Au mois de mars de l’année en cours, le chef de l’Etat avait repris ses sorties sur le terrain avec deux virées, notamment à Alger et Constantine. Mais juste après son déplacement dans la capitale de l’Est, le 15 mars, Bouteflika s’est rendu, une nouvelle fois, à l’hôpital parisien, officiellement pour subir des contrôles médicaux de routine. Une déclaration de Jean-Marie Le Pen, le président du Front national, un parti d’extrême-droite xénophobe français, avait déclenché une nouvelle polémique entre les deux pays, contraignant même le chef de l’Etat à quitter la capitale française plus tôt que prévu. Une autre crise politique s’était alors ouverte entre Alger et Paris, impliquant même des personnalités politiques de haut rang, notamment en France, suscitant ainsi l’ire de plusieurs personnalités algériennes, des partis politiques et des médias qui s’étonnaient, à juste titre d’ailleurs, qu’une maladie puisse faire l’objet de tirs croisés, en somme injustifiés.
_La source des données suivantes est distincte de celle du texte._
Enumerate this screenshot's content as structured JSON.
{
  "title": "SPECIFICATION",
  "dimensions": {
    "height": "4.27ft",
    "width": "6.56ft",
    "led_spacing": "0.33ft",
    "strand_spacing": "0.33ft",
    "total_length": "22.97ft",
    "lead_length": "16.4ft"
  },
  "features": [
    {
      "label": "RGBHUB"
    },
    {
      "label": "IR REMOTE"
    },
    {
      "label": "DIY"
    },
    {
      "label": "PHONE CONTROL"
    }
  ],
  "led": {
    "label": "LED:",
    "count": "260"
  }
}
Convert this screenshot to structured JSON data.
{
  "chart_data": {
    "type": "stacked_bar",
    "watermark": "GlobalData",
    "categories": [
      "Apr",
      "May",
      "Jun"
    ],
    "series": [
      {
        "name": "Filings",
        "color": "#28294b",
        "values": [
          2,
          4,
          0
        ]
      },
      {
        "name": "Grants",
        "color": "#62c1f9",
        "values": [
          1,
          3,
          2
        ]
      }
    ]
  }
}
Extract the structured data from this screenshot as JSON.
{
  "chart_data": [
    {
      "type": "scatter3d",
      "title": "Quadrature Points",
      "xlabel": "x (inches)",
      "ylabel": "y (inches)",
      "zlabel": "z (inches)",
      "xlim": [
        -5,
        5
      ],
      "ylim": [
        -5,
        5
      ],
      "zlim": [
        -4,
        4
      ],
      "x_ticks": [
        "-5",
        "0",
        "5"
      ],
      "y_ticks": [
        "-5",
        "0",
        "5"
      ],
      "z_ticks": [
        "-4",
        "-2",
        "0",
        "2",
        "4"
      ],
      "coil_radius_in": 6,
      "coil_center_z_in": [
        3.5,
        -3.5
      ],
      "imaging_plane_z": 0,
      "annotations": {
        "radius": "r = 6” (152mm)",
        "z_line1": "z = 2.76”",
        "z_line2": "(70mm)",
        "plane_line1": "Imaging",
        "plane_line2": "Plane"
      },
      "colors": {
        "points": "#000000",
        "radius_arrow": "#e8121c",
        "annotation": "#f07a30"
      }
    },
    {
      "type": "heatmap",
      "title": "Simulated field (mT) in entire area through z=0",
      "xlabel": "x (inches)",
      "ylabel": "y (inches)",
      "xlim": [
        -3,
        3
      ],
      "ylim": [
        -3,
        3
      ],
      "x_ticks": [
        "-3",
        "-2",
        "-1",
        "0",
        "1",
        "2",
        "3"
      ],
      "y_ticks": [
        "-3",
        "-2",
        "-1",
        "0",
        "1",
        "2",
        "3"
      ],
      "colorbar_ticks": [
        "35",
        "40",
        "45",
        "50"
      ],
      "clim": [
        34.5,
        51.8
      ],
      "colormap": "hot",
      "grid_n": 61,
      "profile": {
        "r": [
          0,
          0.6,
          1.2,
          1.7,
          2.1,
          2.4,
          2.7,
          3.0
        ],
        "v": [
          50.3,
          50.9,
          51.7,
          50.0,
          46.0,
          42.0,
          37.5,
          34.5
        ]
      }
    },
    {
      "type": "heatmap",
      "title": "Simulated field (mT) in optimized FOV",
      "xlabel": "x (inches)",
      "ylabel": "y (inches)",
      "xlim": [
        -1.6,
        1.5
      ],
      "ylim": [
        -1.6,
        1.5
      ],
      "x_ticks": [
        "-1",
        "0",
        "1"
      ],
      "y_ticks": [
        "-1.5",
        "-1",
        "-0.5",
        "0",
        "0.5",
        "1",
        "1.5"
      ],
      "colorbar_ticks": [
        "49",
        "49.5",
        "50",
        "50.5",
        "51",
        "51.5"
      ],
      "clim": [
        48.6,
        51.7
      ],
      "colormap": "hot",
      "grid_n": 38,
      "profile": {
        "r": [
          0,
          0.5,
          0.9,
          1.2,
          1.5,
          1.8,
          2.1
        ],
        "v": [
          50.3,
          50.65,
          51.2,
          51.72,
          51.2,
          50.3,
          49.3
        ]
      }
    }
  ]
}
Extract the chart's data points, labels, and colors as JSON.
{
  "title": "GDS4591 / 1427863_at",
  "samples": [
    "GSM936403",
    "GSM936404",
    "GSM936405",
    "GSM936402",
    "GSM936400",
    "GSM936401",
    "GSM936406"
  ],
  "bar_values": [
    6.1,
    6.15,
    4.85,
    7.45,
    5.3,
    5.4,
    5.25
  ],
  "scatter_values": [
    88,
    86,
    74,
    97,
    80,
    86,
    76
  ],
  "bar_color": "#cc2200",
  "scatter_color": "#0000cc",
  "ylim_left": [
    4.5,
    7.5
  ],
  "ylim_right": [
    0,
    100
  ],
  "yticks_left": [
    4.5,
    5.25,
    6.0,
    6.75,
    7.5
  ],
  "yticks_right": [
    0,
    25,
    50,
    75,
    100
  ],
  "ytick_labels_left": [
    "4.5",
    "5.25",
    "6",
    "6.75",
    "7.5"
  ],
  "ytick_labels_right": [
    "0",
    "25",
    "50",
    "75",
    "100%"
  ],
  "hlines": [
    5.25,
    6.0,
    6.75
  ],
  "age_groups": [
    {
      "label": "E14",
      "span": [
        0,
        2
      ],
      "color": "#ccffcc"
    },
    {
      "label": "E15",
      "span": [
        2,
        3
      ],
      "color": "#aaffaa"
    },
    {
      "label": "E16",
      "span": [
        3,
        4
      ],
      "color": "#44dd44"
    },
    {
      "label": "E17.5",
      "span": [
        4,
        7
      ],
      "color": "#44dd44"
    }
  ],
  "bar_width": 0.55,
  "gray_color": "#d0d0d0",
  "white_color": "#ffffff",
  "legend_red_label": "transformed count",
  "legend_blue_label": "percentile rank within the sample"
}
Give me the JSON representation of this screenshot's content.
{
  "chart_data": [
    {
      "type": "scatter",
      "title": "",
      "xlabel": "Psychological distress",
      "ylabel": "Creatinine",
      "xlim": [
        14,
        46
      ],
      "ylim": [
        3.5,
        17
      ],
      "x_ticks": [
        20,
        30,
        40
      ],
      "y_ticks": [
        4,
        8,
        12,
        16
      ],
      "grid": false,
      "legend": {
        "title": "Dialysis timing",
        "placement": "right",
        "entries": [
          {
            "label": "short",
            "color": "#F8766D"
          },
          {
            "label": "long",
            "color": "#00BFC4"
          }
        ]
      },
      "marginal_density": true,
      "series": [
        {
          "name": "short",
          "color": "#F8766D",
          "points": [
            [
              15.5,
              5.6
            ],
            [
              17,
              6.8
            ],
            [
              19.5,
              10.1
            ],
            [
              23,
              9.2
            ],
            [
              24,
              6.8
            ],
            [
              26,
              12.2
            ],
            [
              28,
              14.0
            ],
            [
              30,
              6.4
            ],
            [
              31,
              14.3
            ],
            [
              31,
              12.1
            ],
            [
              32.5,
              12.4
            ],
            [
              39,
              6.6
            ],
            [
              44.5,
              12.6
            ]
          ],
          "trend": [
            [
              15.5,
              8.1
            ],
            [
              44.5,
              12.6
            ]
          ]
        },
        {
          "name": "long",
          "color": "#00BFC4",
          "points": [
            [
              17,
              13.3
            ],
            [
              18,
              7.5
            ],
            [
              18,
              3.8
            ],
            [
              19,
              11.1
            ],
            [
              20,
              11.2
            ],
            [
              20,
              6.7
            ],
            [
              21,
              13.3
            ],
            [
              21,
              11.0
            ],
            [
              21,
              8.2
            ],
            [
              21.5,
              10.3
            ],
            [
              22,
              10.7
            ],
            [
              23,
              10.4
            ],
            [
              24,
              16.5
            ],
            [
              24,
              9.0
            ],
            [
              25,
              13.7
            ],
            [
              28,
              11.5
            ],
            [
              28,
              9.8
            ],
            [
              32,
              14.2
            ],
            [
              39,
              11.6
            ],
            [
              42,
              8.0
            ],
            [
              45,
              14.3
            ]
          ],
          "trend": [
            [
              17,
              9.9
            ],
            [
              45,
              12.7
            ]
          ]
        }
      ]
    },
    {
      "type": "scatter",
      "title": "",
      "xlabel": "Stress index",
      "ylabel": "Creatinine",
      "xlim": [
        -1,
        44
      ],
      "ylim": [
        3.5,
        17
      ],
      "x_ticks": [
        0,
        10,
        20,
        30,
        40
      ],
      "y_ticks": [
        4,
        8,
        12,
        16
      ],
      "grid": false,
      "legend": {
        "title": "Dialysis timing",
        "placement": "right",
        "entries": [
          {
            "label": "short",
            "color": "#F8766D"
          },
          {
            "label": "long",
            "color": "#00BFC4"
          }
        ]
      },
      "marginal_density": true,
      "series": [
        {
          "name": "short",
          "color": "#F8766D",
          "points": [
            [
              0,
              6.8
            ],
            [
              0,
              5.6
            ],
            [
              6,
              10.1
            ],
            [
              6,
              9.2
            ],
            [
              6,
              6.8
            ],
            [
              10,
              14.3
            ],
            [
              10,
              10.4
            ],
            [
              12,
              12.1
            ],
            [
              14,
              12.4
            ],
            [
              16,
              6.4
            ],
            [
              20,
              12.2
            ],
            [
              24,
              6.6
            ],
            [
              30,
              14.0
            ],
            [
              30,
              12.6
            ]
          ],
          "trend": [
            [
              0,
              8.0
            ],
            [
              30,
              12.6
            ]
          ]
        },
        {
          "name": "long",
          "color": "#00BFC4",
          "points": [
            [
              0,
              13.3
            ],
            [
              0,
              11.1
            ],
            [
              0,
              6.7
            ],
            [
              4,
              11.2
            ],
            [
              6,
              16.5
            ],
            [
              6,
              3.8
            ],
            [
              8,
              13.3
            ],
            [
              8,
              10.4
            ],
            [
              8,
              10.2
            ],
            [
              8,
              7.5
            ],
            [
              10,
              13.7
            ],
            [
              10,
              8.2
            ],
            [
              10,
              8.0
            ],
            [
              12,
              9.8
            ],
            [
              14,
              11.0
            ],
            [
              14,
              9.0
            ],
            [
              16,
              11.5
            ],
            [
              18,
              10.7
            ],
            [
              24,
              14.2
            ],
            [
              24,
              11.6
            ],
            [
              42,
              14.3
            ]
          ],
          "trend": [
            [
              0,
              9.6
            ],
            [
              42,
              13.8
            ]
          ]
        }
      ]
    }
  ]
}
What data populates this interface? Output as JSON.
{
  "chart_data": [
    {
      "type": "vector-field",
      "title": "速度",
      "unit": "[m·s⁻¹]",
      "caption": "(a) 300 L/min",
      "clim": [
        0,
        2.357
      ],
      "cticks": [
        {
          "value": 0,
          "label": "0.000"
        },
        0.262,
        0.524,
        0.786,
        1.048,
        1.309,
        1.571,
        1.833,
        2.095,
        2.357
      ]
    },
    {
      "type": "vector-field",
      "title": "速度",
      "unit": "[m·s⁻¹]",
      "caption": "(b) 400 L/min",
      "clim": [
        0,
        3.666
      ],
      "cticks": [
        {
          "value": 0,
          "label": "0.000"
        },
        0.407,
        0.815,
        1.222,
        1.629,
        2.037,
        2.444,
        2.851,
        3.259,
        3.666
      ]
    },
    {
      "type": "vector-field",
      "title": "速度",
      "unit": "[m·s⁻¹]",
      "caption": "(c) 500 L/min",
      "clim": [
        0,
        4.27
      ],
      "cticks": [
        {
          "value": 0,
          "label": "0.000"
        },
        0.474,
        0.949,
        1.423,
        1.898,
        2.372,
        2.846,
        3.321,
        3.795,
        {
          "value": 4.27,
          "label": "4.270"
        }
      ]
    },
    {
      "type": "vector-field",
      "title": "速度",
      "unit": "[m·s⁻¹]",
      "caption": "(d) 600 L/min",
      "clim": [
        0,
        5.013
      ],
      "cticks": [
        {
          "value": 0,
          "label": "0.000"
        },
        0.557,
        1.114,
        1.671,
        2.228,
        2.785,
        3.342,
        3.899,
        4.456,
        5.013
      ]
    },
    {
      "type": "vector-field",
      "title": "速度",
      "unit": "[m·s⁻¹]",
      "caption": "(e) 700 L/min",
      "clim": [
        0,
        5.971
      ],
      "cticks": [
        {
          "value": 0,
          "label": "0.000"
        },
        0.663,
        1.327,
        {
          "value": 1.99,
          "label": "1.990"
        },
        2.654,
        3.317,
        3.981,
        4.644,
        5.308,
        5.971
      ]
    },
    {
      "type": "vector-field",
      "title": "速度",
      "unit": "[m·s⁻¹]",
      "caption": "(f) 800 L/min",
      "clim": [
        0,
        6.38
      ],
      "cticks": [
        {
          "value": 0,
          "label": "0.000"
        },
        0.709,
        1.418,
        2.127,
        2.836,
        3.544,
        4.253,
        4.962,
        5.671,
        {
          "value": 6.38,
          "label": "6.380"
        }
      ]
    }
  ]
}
Cet épisode est suivi d’une éclipse partielle du président de la République sur la scène nationale, préférant déléguer l’essentiel de ses activités à son chef du gouvernement de l’époque, Ahmed Ouyahia.
Mais le mois de mai de l’année en cours, Abdelaziz Bouteflika revient au devant de la scène médiatique par le biais d’une polémique, cette fois-ci algéro-algérienne, déclenchée entre les partisans de Ahmed Ouyahia et ceux de Abdelaziz Belkhadem sur la présidence du gouvernement. Cela se passait au moment où le Premier ministre turc, Tayb Erdogan, effectuait une visite d’Etat à Alger. Une visite durant laquelle Ahmed Ouyahia a brillé par son absence, couronnée quelques jours plus tard par une séparation publique d’avec le chef de l’Etat.
Reprenant timidement ses activités, Abdelaziz Bouteflika ne tarde pas à s’éclipser de nouveau à partir du 15 juillet de l’année en cours et pour une très longue période : 55 jours, durant lesquelles la spéculation et les ouïe-dire étaient maîtres à bord. Personne ne pouvait expliquer cette absence. Même le Premier ministre, Abdelaziz Belkhadem, qui avait avancé un congé, n’avait pas réussi à convaincre. Pour certains observateurs et la presse, Abdelaziz Bouteflika était tout simplement malade. Vérité ou simple raccourci ? Personne ne peut répondre. Mais lorsque Bouteflika a réapparu au début du mois de septembre, la conviction de beaucoup d’Algériens était bien établie : le Président était dans une mauvaise forme, en témoignait sa voix éteinte et son regard vide.
Ce n’était, en fait, que passager, puisque le premier magistrat du pays a surpris tout son monde par deux voyages longs et périlleux. Le premier, à la mi-septembre, l’avait conduit à La Havane, capitale de Cuba, et la deuxième, la semaine dernière, à Pékin, capitale de Chine où il était une semaine complète, débordant d’activités comme aux forts moments de ses visites-marathon dans différentes wilayas du pays.
Mais malgré cela, la polémique a rebondi le week-end dernier sur l’état de santé du Président. Certains journaux nationaux ont relancé les interrogations sur le véritable état de santé de Bouteflika, liant cela à son vœu de réviser la Constitution.
C’est vraisemblablement cela qui l’a conduit à réagir lui-même et couper court aux rumeurs.